David Stolp

David Stolp.gif

David Stolp, often known by his nickname pieguy, is widely regarded as the best player in Chip's Challenge and one of the most influential and revolutionary Chipsters that has existed. He announced his retirement from competitive play on April 2nd, 2014, but has made some occasional reappearances since then.

Levels in official packs

CCLP3

CC scores

His score in CC1, an astounding 5,977,610, was for a time embroiled in a struggle for first place. Andrew Bennett tied him once, but J.B. Lewis, with Andrew's assistance on Blobnet play, gained 2 seconds over David. Then in 2012 after gaining four extra seconds in Lemmings, Spooks, and Amsterdam, he reclaimed the top position. In reply, J.B. Lewis came back over him and gained 1 second over David. Then David gained 5 seconds on Cake Walk to reclaim the top position. For now it seems his top spot is secure. He also has bold on most of the untimed levels.

In CCLP2, David's score of 6,051,140 is the highest total for any player. He holds +9 against anyone else on Checkerboard II, +4 on Cloner's Maze, and +5 on Key Color.

He is also first place on the CCLP3 MS leaderboard with a score of 6,093,980. Here he holds several exclusive records: +2 on Complex, +47 on Grand Prix, and +1 on Bug Arranging.

He has not submitted any scores for CCLP1 or CCLP4 as he announced his retirement just as CCLP1 was released.

Community contributions

Level design style

  • Befitting his nickname, almost every level of his creation contains a connection to the number pi somewhere. The character is often drawn in the level, but also the digits themselves can manifest in several ways, like a required sequence of steps to complete it (as in lesson 3.141592653589793238 and organized chaos).
  • Some of the more famous levels utilize advanced coding (including the most insane level ever!), glitches in Chip's Challenge which are often exclusive to one version of the game only, weird anomalies, and other crazily hard challenges. The result of this is often that specific and exact movements are required in specific directions (including the digits of pi, as described earlier) and in a specific order, even if this is not apparent or simply illogical.
  • It seems apparent that David not only designed levels with a specific type of solution in mind, but also with records that were difficult to attain. A simple level such as Road Block turns out to be a study in interesting ways to gain time using nails. Many times, correct understanding and use of the glitches present in a level will gain an extra second on the clock.
  • David has made several levels exploring the concept of creating a solvable level which takes ages to actually complete.
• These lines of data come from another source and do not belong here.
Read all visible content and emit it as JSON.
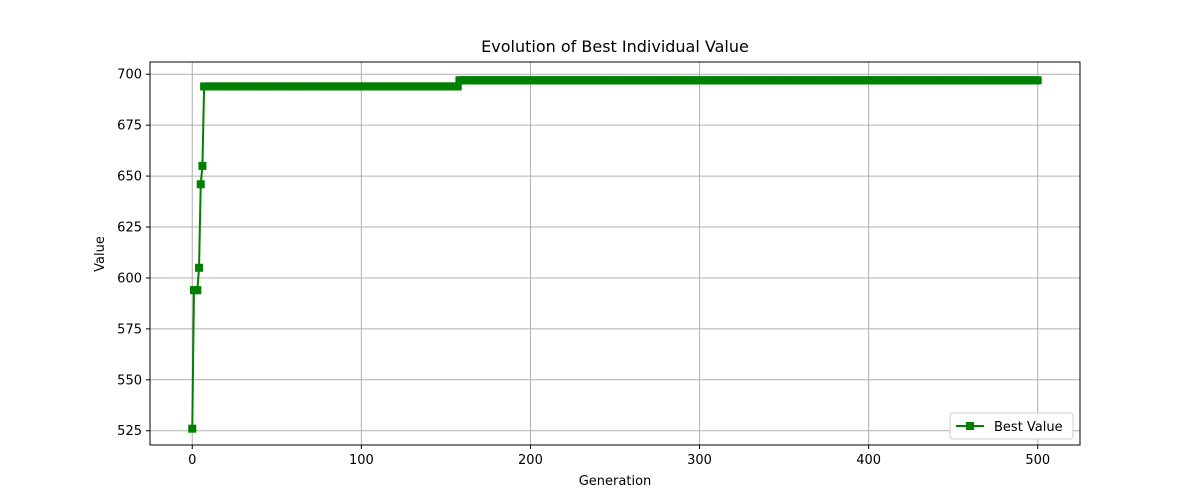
{
  "chart_data": {
    "type": "line",
    "title": "Evolution of Best Individual Value",
    "xlabel": "Generation",
    "ylabel": "Value",
    "xlim": [
      -25,
      525
    ],
    "ylim": [
      518,
      706
    ],
    "xticks": [
      0,
      100,
      200,
      300,
      400,
      500
    ],
    "yticks": [
      525,
      550,
      575,
      600,
      625,
      650,
      675,
      700
    ],
    "grid": true,
    "legend_position": "lower-right",
    "series": [
      {
        "name": "Best Value",
        "color": "#008000",
        "marker": "square",
        "points": [
          [
            0,
            526
          ],
          [
            1,
            594
          ],
          [
            2,
            594
          ],
          [
            3,
            594
          ],
          [
            4,
            605
          ],
          [
            5,
            646
          ],
          [
            6,
            655
          ],
          [
            7,
            694
          ],
          [
            157,
            694
          ],
          [
            158,
            697
          ],
          [
            500,
            697
          ]
        ]
      }
    ]
  }
}
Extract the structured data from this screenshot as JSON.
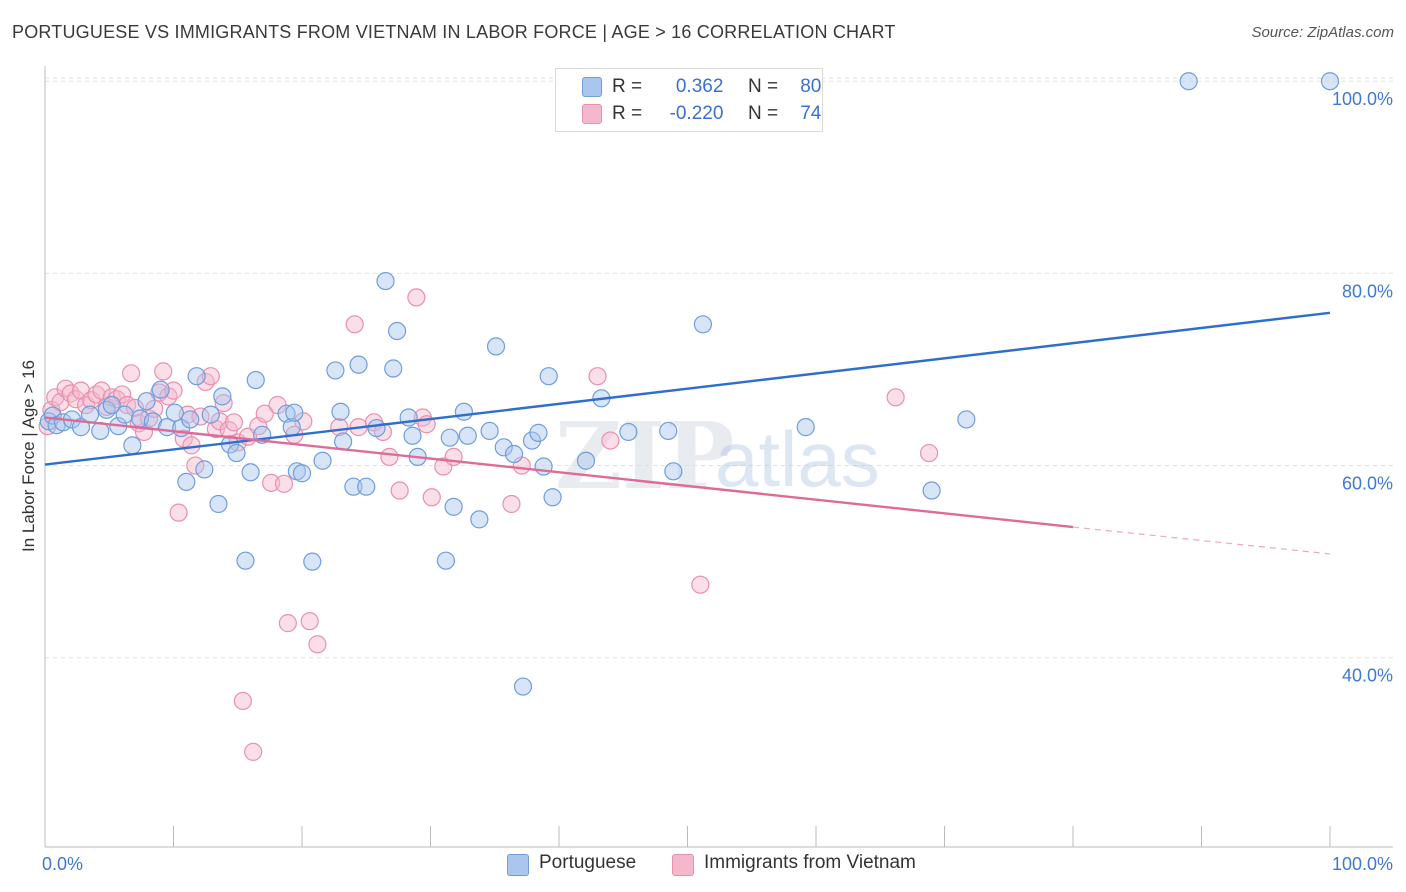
{
  "header": {
    "title": "PORTUGUESE VS IMMIGRANTS FROM VIETNAM IN LABOR FORCE | AGE > 16 CORRELATION CHART",
    "source": "Source: ZipAtlas.com"
  },
  "legend": {
    "series1": {
      "r_label": "R =",
      "r_value": "0.362",
      "n_label": "N =",
      "n_value": "80"
    },
    "series2": {
      "r_label": "R =",
      "r_value": "-0.220",
      "n_label": "N =",
      "n_value": "74"
    }
  },
  "bottom_legend": {
    "series1": "Portuguese",
    "series2": "Immigrants from Vietnam"
  },
  "watermark": {
    "zip": "ZIP",
    "atlas": "atlas"
  },
  "colors": {
    "blue_fill": "#a9c6ee",
    "blue_stroke": "#6f9ddd",
    "blue_line": "#2e6fce",
    "pink_fill": "#f5b8cb",
    "pink_stroke": "#ea8fad",
    "pink_line": "#e06a95",
    "axis_text_blue": "#3f78d4",
    "grid": "#e3e3e3"
  },
  "chart_data": {
    "type": "scatter",
    "title": "PORTUGUESE VS IMMIGRANTS FROM VIETNAM IN LABOR FORCE | AGE > 16 CORRELATION CHART",
    "xlabel": "",
    "ylabel": "In Labor Force | Age > 16",
    "xlim": [
      0,
      100
    ],
    "ylim": [
      20.3,
      102.0
    ],
    "x_tick_labels": [
      {
        "value": 0,
        "label": "0.0%"
      },
      {
        "value": 100,
        "label": "100.0%"
      }
    ],
    "y_tick_labels": [
      {
        "value": 40,
        "label": "40.0%"
      },
      {
        "value": 60,
        "label": "60.0%"
      },
      {
        "value": 80,
        "label": "80.0%"
      },
      {
        "value": 100,
        "label": "100.0%"
      }
    ],
    "grid": true,
    "legend_position": "top-center",
    "series": [
      {
        "name": "Portuguese",
        "r": 0.362,
        "n": 80,
        "trend": {
          "x": [
            0,
            100
          ],
          "y": [
            60.1,
            75.9
          ]
        },
        "points": [
          [
            0.3,
            64.6
          ],
          [
            0.6,
            65.2
          ],
          [
            0.9,
            64.2
          ],
          [
            1.4,
            64.5
          ],
          [
            2.1,
            64.8
          ],
          [
            2.8,
            64.0
          ],
          [
            3.5,
            65.3
          ],
          [
            4.3,
            63.6
          ],
          [
            4.8,
            65.8
          ],
          [
            5.2,
            66.3
          ],
          [
            5.7,
            64.1
          ],
          [
            6.2,
            65.3
          ],
          [
            6.8,
            62.1
          ],
          [
            7.4,
            64.9
          ],
          [
            7.9,
            66.7
          ],
          [
            8.4,
            64.6
          ],
          [
            9.0,
            67.9
          ],
          [
            9.5,
            64.0
          ],
          [
            10.1,
            65.5
          ],
          [
            10.6,
            63.9
          ],
          [
            11.0,
            58.3
          ],
          [
            11.3,
            64.8
          ],
          [
            11.8,
            69.3
          ],
          [
            12.4,
            59.6
          ],
          [
            12.9,
            65.3
          ],
          [
            13.5,
            56.0
          ],
          [
            13.8,
            67.2
          ],
          [
            14.4,
            62.2
          ],
          [
            14.9,
            61.3
          ],
          [
            15.6,
            50.1
          ],
          [
            16.0,
            59.3
          ],
          [
            16.4,
            68.9
          ],
          [
            16.9,
            63.2
          ],
          [
            18.8,
            65.4
          ],
          [
            19.2,
            64.0
          ],
          [
            19.4,
            65.5
          ],
          [
            19.6,
            59.4
          ],
          [
            20.0,
            59.2
          ],
          [
            20.8,
            50.0
          ],
          [
            21.6,
            60.5
          ],
          [
            22.6,
            69.9
          ],
          [
            23.0,
            65.6
          ],
          [
            23.2,
            62.5
          ],
          [
            24.0,
            57.8
          ],
          [
            24.4,
            70.5
          ],
          [
            25.0,
            57.8
          ],
          [
            25.8,
            63.9
          ],
          [
            26.5,
            79.2
          ],
          [
            27.1,
            70.1
          ],
          [
            27.4,
            74.0
          ],
          [
            28.3,
            65.0
          ],
          [
            28.6,
            63.1
          ],
          [
            29.0,
            60.9
          ],
          [
            31.2,
            50.1
          ],
          [
            31.5,
            62.9
          ],
          [
            31.8,
            55.7
          ],
          [
            32.6,
            65.6
          ],
          [
            32.9,
            63.1
          ],
          [
            33.8,
            54.4
          ],
          [
            34.6,
            63.6
          ],
          [
            35.1,
            72.4
          ],
          [
            35.7,
            61.9
          ],
          [
            36.5,
            61.2
          ],
          [
            37.2,
            37.0
          ],
          [
            37.9,
            62.6
          ],
          [
            38.4,
            63.4
          ],
          [
            38.8,
            59.9
          ],
          [
            39.2,
            69.3
          ],
          [
            39.5,
            56.7
          ],
          [
            42.1,
            60.5
          ],
          [
            43.3,
            67.0
          ],
          [
            45.4,
            63.5
          ],
          [
            48.5,
            63.6
          ],
          [
            48.9,
            59.4
          ],
          [
            51.2,
            74.7
          ],
          [
            59.2,
            64.0
          ],
          [
            69.0,
            57.4
          ],
          [
            71.7,
            64.8
          ],
          [
            89.0,
            100.0
          ],
          [
            100.0,
            100.0
          ]
        ]
      },
      {
        "name": "Immigrants from Vietnam",
        "r": -0.22,
        "n": 74,
        "trend": {
          "x": [
            0,
            80
          ],
          "y": [
            65.0,
            53.6
          ]
        },
        "trend_dashed_to": {
          "x": [
            80,
            100
          ],
          "y": [
            53.6,
            50.8
          ]
        },
        "points": [
          [
            0.2,
            64.1
          ],
          [
            0.5,
            65.8
          ],
          [
            0.8,
            67.1
          ],
          [
            1.2,
            66.6
          ],
          [
            1.6,
            68.0
          ],
          [
            2.0,
            67.5
          ],
          [
            2.4,
            66.9
          ],
          [
            2.8,
            67.8
          ],
          [
            3.2,
            66.3
          ],
          [
            3.6,
            66.8
          ],
          [
            4.0,
            67.4
          ],
          [
            4.4,
            67.8
          ],
          [
            4.8,
            66.1
          ],
          [
            5.2,
            67.1
          ],
          [
            5.6,
            66.9
          ],
          [
            6.0,
            67.4
          ],
          [
            6.4,
            66.3
          ],
          [
            6.7,
            69.6
          ],
          [
            7.0,
            66.0
          ],
          [
            7.3,
            64.4
          ],
          [
            7.7,
            63.5
          ],
          [
            8.1,
            64.9
          ],
          [
            8.5,
            65.9
          ],
          [
            8.9,
            67.6
          ],
          [
            9.2,
            69.8
          ],
          [
            9.6,
            67.2
          ],
          [
            10.0,
            67.8
          ],
          [
            10.4,
            55.1
          ],
          [
            10.8,
            62.8
          ],
          [
            11.1,
            65.3
          ],
          [
            11.4,
            62.1
          ],
          [
            11.7,
            60.0
          ],
          [
            12.1,
            65.1
          ],
          [
            12.5,
            68.7
          ],
          [
            12.9,
            69.3
          ],
          [
            13.3,
            63.8
          ],
          [
            13.6,
            64.6
          ],
          [
            13.9,
            66.5
          ],
          [
            14.3,
            63.7
          ],
          [
            14.7,
            64.5
          ],
          [
            15.0,
            62.4
          ],
          [
            15.4,
            35.5
          ],
          [
            15.8,
            63.0
          ],
          [
            16.2,
            30.2
          ],
          [
            16.6,
            64.1
          ],
          [
            17.1,
            65.4
          ],
          [
            17.6,
            58.2
          ],
          [
            18.1,
            66.3
          ],
          [
            18.6,
            58.1
          ],
          [
            18.9,
            43.6
          ],
          [
            19.4,
            63.2
          ],
          [
            20.1,
            64.6
          ],
          [
            20.6,
            43.8
          ],
          [
            21.2,
            41.4
          ],
          [
            22.9,
            64.0
          ],
          [
            24.1,
            74.7
          ],
          [
            24.4,
            64.0
          ],
          [
            25.6,
            64.5
          ],
          [
            26.3,
            63.5
          ],
          [
            26.8,
            60.9
          ],
          [
            27.6,
            57.4
          ],
          [
            28.9,
            77.5
          ],
          [
            29.4,
            65.0
          ],
          [
            29.7,
            64.3
          ],
          [
            30.1,
            56.7
          ],
          [
            31.0,
            59.9
          ],
          [
            31.8,
            60.9
          ],
          [
            36.3,
            56.0
          ],
          [
            37.1,
            60.0
          ],
          [
            43.0,
            69.3
          ],
          [
            44.0,
            62.6
          ],
          [
            51.0,
            47.6
          ],
          [
            66.2,
            67.1
          ],
          [
            68.8,
            61.3
          ]
        ]
      }
    ]
  }
}
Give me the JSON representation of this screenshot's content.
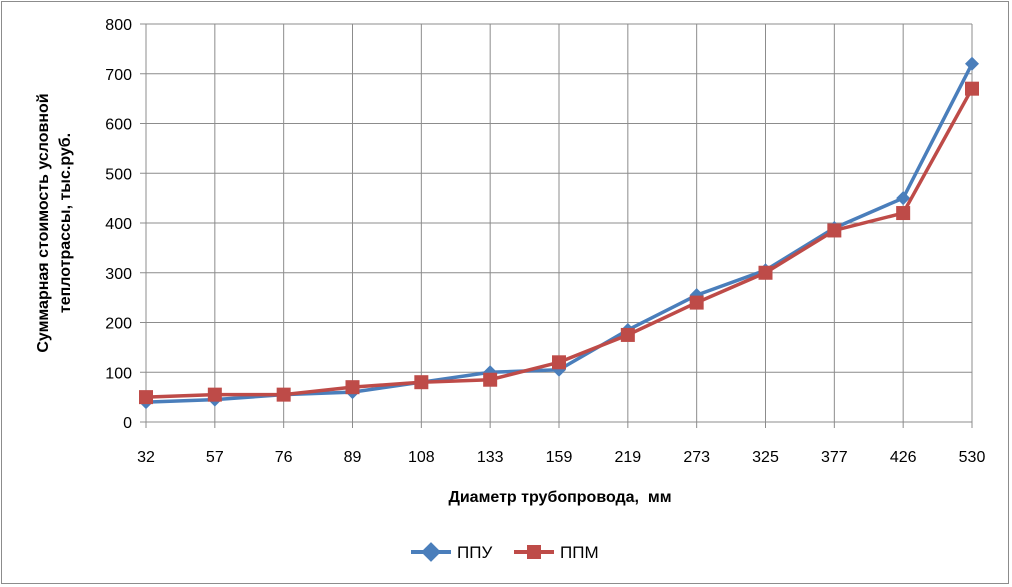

The last level of pi.dat contains 13 rooms of fireballs and varying amounts of ice in them which cause the red buttons to be hit at different times, creating a very long cloning polyrhythm. This sequence will produce fruit only when all 13 glider and fireball clone machines in the southeast area activate in a rhythm where each succeeding monster knocks the next safely east in a domino pattern until the last glider detonates one bomb. On the 53rd occurrence of this cycle, the button in the corner will remove the bomb at the start, allowing Chip to exit. The total time required to beat this level, appropriately named the end of all time, is more than 314 septillion years (another pi nugget). In his following set, pi^2.dat, the almost identically named last level, end of all time, uses ice blocks for an even longer solution time.
  • In addition to the two levels mentioned above (which in practical terms are unsolvable), there still are a few levels of his that have not been reportedly solved by anybody else. The most obvious ones are impossible, #37 from pi, and back to the drawing board, #11 from computer.dat, both of which really are unsolvable. Then there are bugs from #8 in pi-rejects.dat (which should not be confused with its later version found at #9 of pi.dat), and the five final levels of minustwo.dat, called E, F, G, H, I, which all share the same layout but with a decreasing number of blocks to help solve the level.
  • In addition to getting into the enviable habit of rarely reporting inoptimal scores on levels, from the start of his level making career, David had an aversion to updating any of his released levels. This can be seen from never having updated the first releases of his major sets even though some levels contain minor mistakes. For example, the tank area in Color Wheel from #35 of pi.dat was not quite as he intended it to be, but instead of updating the set, he included the intended version as a new level in pi^2, which was then later updated to the version now found in CCLP3.